Sun briefly returned to the long, boring mornings of her youth, trapped in Sunday school memorizing prayers.
“St. Pius,” she corrected. “He was canonized in 1954.”
“You're Catholic?”
“I was.”
“When did you leave the church? Or is that too personal a question?”
“I don't think I really left the church. More like the church left me.”
“How so?”
Sun hadn't ever talked about this with anyone. No one had ever asked.
“Five years ago... it was a bad time for me. I had a lot of problems. I met a man, Steven, he was a psychiatrist. I didn't meet him professionally—I met him in a bar, actually.”
Sun turned away from Andy and busied herself moving papers around on the desk.

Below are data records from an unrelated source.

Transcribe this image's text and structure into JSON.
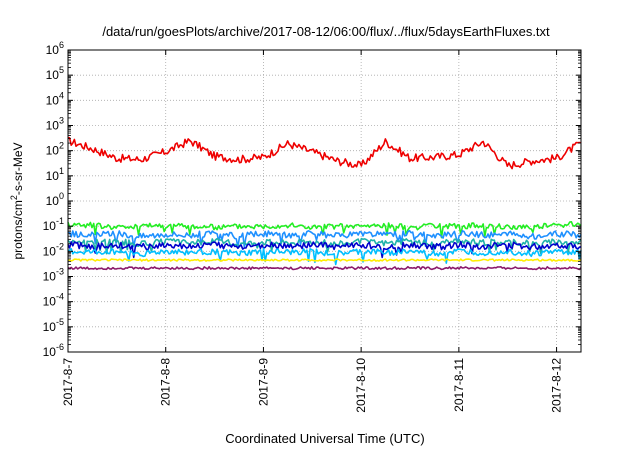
{
  "chart_data": {
    "type": "line",
    "title": "/data/run/goesPlots/archive/2017-08-12/06:00/flux/../flux/5daysEarthFluxes.txt",
    "xlabel": "Coordinated Universal Time (UTC)",
    "ylabel": {
      "prefix": "protons/cm",
      "superscript": "2",
      "suffix": "-s-sr-MeV"
    },
    "yscale": "log",
    "ylim_exponents": [
      -6,
      6
    ],
    "y_tick_base": "10",
    "y_tick_exponents": [
      "-6",
      "-5",
      "-4",
      "-3",
      "-2",
      "-1",
      "0",
      "1",
      "2",
      "3",
      "4",
      "5",
      "6"
    ],
    "xlim": [
      "2017-08-07",
      "2017-08-12T06:00"
    ],
    "x_tick_labels": [
      "2017-8-7",
      "2017-8-8",
      "2017-8-9",
      "2017-8-10",
      "2017-8-11",
      "2017-8-12"
    ],
    "x_tick_dates": [
      "2017-08-07",
      "2017-08-08",
      "2017-08-09",
      "2017-08-10",
      "2017-08-11",
      "2017-08-12"
    ],
    "grid": true,
    "x_dates": [
      "2017-08-07T00:00",
      "2017-08-07T06:00",
      "2017-08-07T12:00",
      "2017-08-07T18:00",
      "2017-08-08T00:00",
      "2017-08-08T06:00",
      "2017-08-08T12:00",
      "2017-08-08T18:00",
      "2017-08-09T00:00",
      "2017-08-09T06:00",
      "2017-08-09T12:00",
      "2017-08-09T18:00",
      "2017-08-10T00:00",
      "2017-08-10T06:00",
      "2017-08-10T12:00",
      "2017-08-10T18:00",
      "2017-08-11T00:00",
      "2017-08-11T06:00",
      "2017-08-11T12:00",
      "2017-08-11T18:00",
      "2017-08-12T00:00",
      "2017-08-12T06:00"
    ],
    "series": [
      {
        "color": "#ee0000",
        "values": [
          250,
          120,
          50,
          45,
          90,
          250,
          60,
          45,
          55,
          190,
          90,
          40,
          25,
          230,
          50,
          55,
          70,
          230,
          25,
          40,
          50,
          200
        ]
      },
      {
        "color": "#22ee22",
        "values": [
          0.12,
          0.11,
          0.09,
          0.1,
          0.11,
          0.1,
          0.09,
          0.1,
          0.1,
          0.11,
          0.09,
          0.1,
          0.1,
          0.11,
          0.09,
          0.1,
          0.1,
          0.11,
          0.09,
          0.1,
          0.11,
          0.12
        ]
      },
      {
        "color": "#1e90ff",
        "values": [
          0.05,
          0.045,
          0.05,
          0.04,
          0.05,
          0.045,
          0.05,
          0.04,
          0.05,
          0.045,
          0.05,
          0.04,
          0.05,
          0.045,
          0.05,
          0.04,
          0.05,
          0.045,
          0.05,
          0.04,
          0.05,
          0.045
        ]
      },
      {
        "color": "#20b2aa",
        "values": [
          0.025,
          0.022,
          0.025,
          0.02,
          0.025,
          0.022,
          0.025,
          0.02,
          0.025,
          0.022,
          0.025,
          0.02,
          0.025,
          0.022,
          0.025,
          0.02,
          0.025,
          0.022,
          0.025,
          0.02,
          0.025,
          0.022
        ]
      },
      {
        "color": "#0000cc",
        "values": [
          0.018,
          0.016,
          0.018,
          0.015,
          0.018,
          0.016,
          0.018,
          0.015,
          0.018,
          0.016,
          0.018,
          0.015,
          0.018,
          0.016,
          0.018,
          0.015,
          0.018,
          0.016,
          0.018,
          0.015,
          0.018,
          0.016
        ]
      },
      {
        "color": "#00bfff",
        "values": [
          0.01,
          0.009,
          0.01,
          0.008,
          0.01,
          0.009,
          0.01,
          0.008,
          0.01,
          0.009,
          0.01,
          0.008,
          0.01,
          0.009,
          0.01,
          0.008,
          0.01,
          0.009,
          0.01,
          0.008,
          0.01,
          0.009
        ]
      },
      {
        "color": "#ffee00",
        "values": [
          0.0045,
          0.0045,
          0.0045,
          0.0045,
          0.0045,
          0.0045,
          0.0045,
          0.0045,
          0.0045,
          0.0045,
          0.0045,
          0.0045,
          0.0045,
          0.0045,
          0.0045,
          0.0045,
          0.0045,
          0.0045,
          0.0045,
          0.0045,
          0.0045,
          0.0045
        ]
      },
      {
        "color": "#8b1a6b",
        "values": [
          0.0022,
          0.0021,
          0.0022,
          0.0021,
          0.0022,
          0.0021,
          0.0022,
          0.0021,
          0.0022,
          0.0021,
          0.0022,
          0.0021,
          0.0022,
          0.0021,
          0.0022,
          0.0021,
          0.0022,
          0.0021,
          0.0022,
          0.0021,
          0.0022,
          0.0021
        ]
      }
    ]
  }
}
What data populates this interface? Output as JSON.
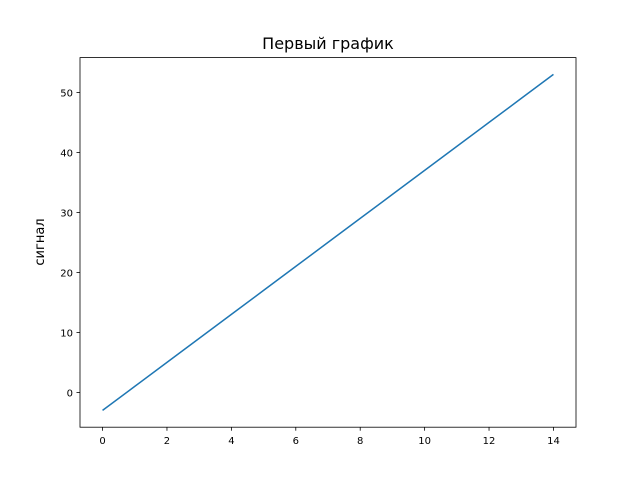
{
  "chart_data": {
    "type": "line",
    "title": "Первый график",
    "xlabel": "",
    "ylabel": "сигнал",
    "x": [
      0,
      1,
      2,
      3,
      4,
      5,
      6,
      7,
      8,
      9,
      10,
      11,
      12,
      13,
      14
    ],
    "series": [
      {
        "values": [
          -3,
          1,
          5,
          9,
          13,
          17,
          21,
          25,
          29,
          33,
          37,
          41,
          45,
          49,
          53
        ],
        "color": "#1f77b4"
      }
    ],
    "xlim": [
      -0.7,
      14.7
    ],
    "ylim": [
      -5.8,
      55.8
    ],
    "xticks": [
      0,
      2,
      4,
      6,
      8,
      10,
      12,
      14
    ],
    "yticks": [
      0,
      10,
      20,
      30,
      40,
      50
    ],
    "grid": false
  }
}
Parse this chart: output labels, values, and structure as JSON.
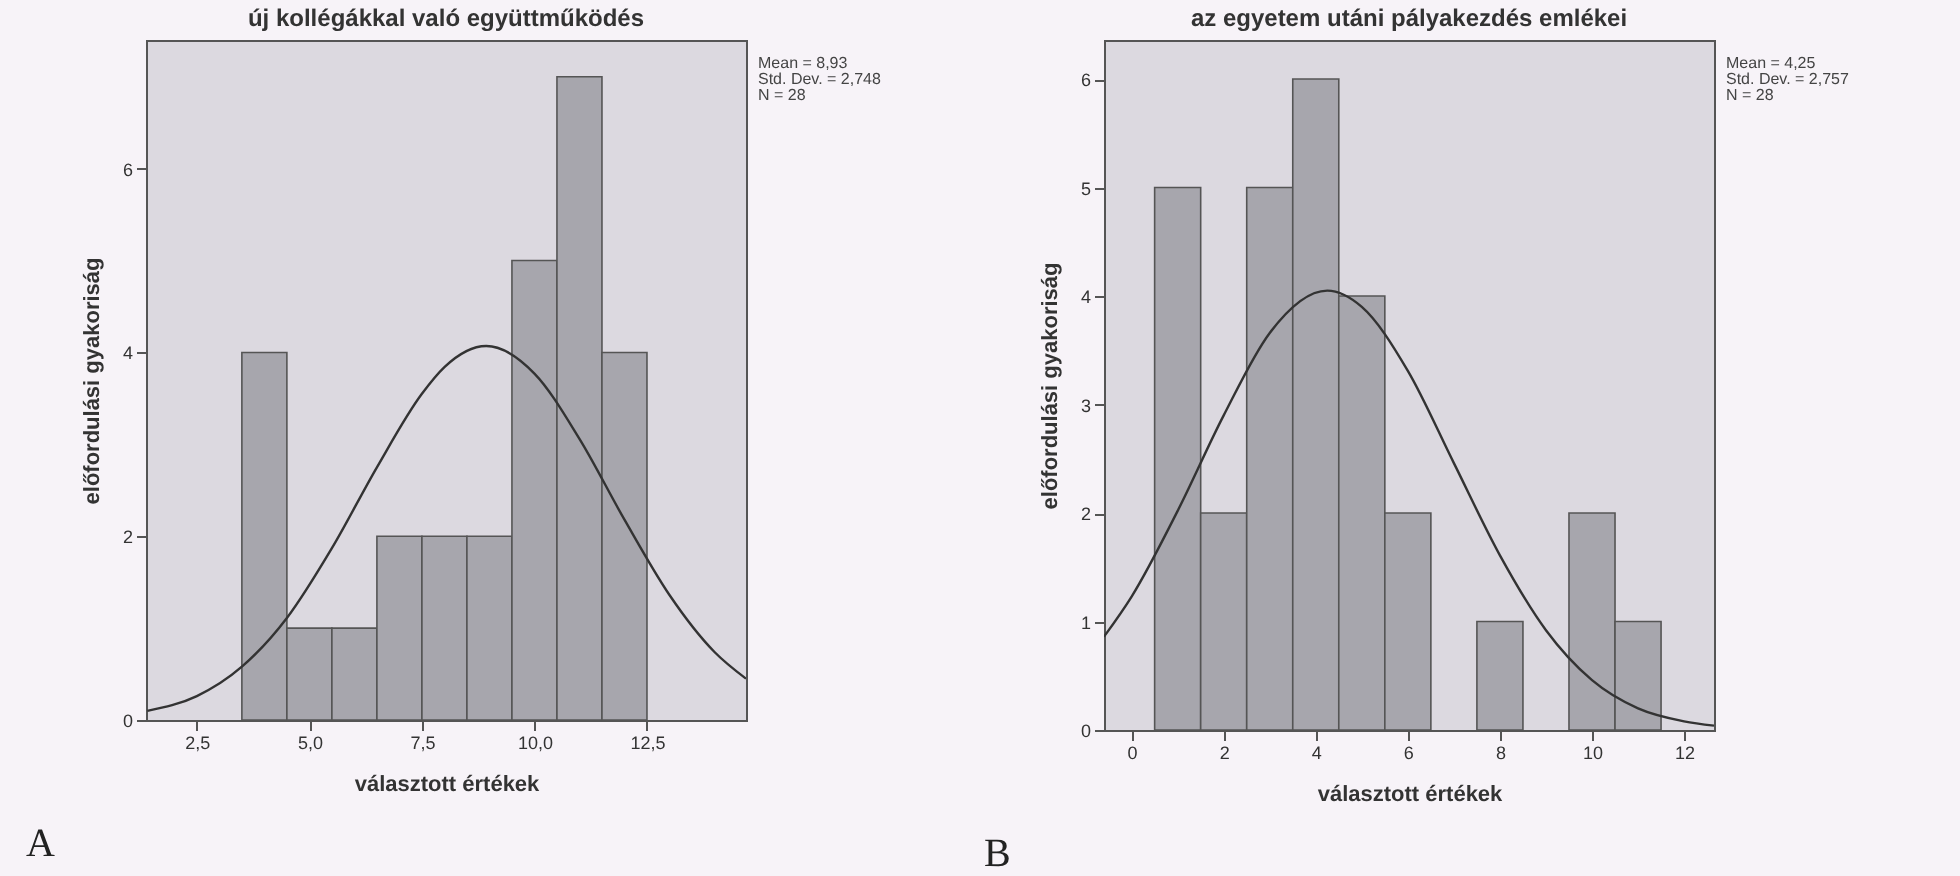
{
  "chart_data": [
    {
      "type": "histogram",
      "title": "új kollégákkal való együttműködés",
      "xlabel": "választott értékek",
      "ylabel": "előfordulási gyakoriság",
      "color": "#a7a6ad",
      "bins": [
        3.5,
        4.5,
        5.5,
        6.5,
        7.5,
        8.5,
        9.5,
        10.5,
        11.5,
        12.5
      ],
      "values": [
        4,
        1,
        1,
        2,
        2,
        2,
        5,
        7,
        4
      ],
      "series": [
        {
          "type": "line",
          "color": "#333333",
          "x": [
            1.4,
            2.5,
            3.5,
            4.5,
            5.5,
            6.5,
            7.5,
            8,
            8.93,
            10,
            11,
            12,
            13,
            14,
            14.7
          ],
          "values": [
            0.1,
            0.26,
            0.58,
            1.11,
            1.87,
            2.75,
            3.55,
            3.84,
            4.07,
            3.77,
            3.06,
            2.18,
            1.36,
            0.74,
            0.45
          ]
        }
      ],
      "xlim": [
        1.37,
        14.7
      ],
      "xticks": [
        {
          "value": 2.5,
          "label": "2,5"
        },
        {
          "value": 5,
          "label": "5,0"
        },
        {
          "value": 7.5,
          "label": "7,5"
        },
        {
          "value": 10,
          "label": "10,0"
        },
        {
          "value": 12.5,
          "label": "12,5"
        }
      ],
      "ylim": [
        0,
        7.4
      ],
      "yticks": [
        0,
        2,
        4,
        6
      ],
      "grid": false,
      "annotations": [
        "Mean = 8,93",
        "Std. Dev. = 2,748",
        "N = 28",
        "A"
      ]
    },
    {
      "type": "histogram",
      "title": "az egyetem utáni pályakezdés emlékei",
      "xlabel": "választott értékek",
      "ylabel": "előfordulási gyakoriság",
      "color": "#a7a6ad",
      "bins": [
        0.5,
        1.5,
        2.5,
        3.5,
        4.5,
        5.5,
        6.5,
        7.5,
        8.5,
        9.5,
        10.5,
        11.5
      ],
      "values": [
        5,
        2,
        5,
        6,
        4,
        2,
        0,
        1,
        0,
        2,
        1
      ],
      "series": [
        {
          "type": "line",
          "color": "#333333",
          "x": [
            -0.6,
            0,
            1,
            2,
            3,
            4.25,
            5,
            6,
            7,
            8,
            9,
            10,
            11,
            12,
            12.65
          ],
          "values": [
            0.86,
            1.23,
            2.02,
            2.9,
            3.66,
            4.05,
            3.9,
            3.31,
            2.46,
            1.61,
            0.92,
            0.46,
            0.2,
            0.08,
            0.04
          ]
        }
      ],
      "xlim": [
        -0.6,
        12.65
      ],
      "xticks": [
        0,
        2,
        4,
        6,
        8,
        10,
        12
      ],
      "ylim": [
        0,
        6.36
      ],
      "yticks": [
        0,
        1,
        2,
        3,
        4,
        5,
        6
      ],
      "grid": false,
      "annotations": [
        "Mean = 4,25",
        "Std. Dev. = 2,757",
        "N = 28",
        "B"
      ]
    }
  ]
}
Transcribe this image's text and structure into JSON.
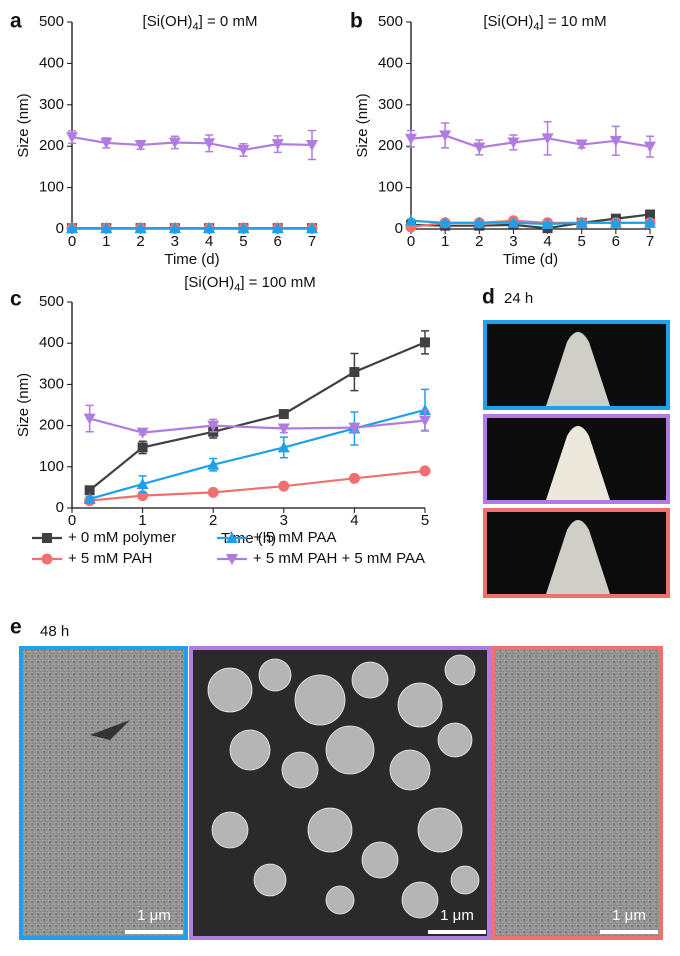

“He was a very sensitive man. Compassionate. We fell in love, got married. We wanted to start a family. I'm sure you know where this is going; woman gets a new shot at happiness, drunk driver kills her husband, woman loses faith in God. Cliché. Soon after that I lost my veterinary clinic.”
Sun thought back to the creditors, one even calling her at Steven's wake. Steven had been kept alive for almost six months. Six months of wretched, useless hoping. Six months, at a cost of three thousand dollars a day. Insurance didn't even cover a third of the expense, and of course the asshole who ran head first into Steven was uninsured as well.
“So you blame God for taking him.”
“What? No. At first, sure. It made no sense. When Steven died, I lost everything. But then it did make sense. I didn't blame God, because there was no God to blame. Shit just happens.”
Sun finished fussing with the papers and turned back to Andy with a question of her own.
“You said to the holies that you were an atheist. Why?”
“It's kind of complicated. I never had any sort of organized religion in my life. God was something that other kids believed in.”
“So you never learned about religion?”
“I had a friend, in grade school, his parents tried to take me to church once. I loved it.”
“Why'd they only take you once?”
“Oh, I didn't love the Mass. I loved the language. The priest spoke in Latin, asking a question, I think it was something like 'Are you truly thankful?' or something like that. Well, I thought he was asking us, so I answered.”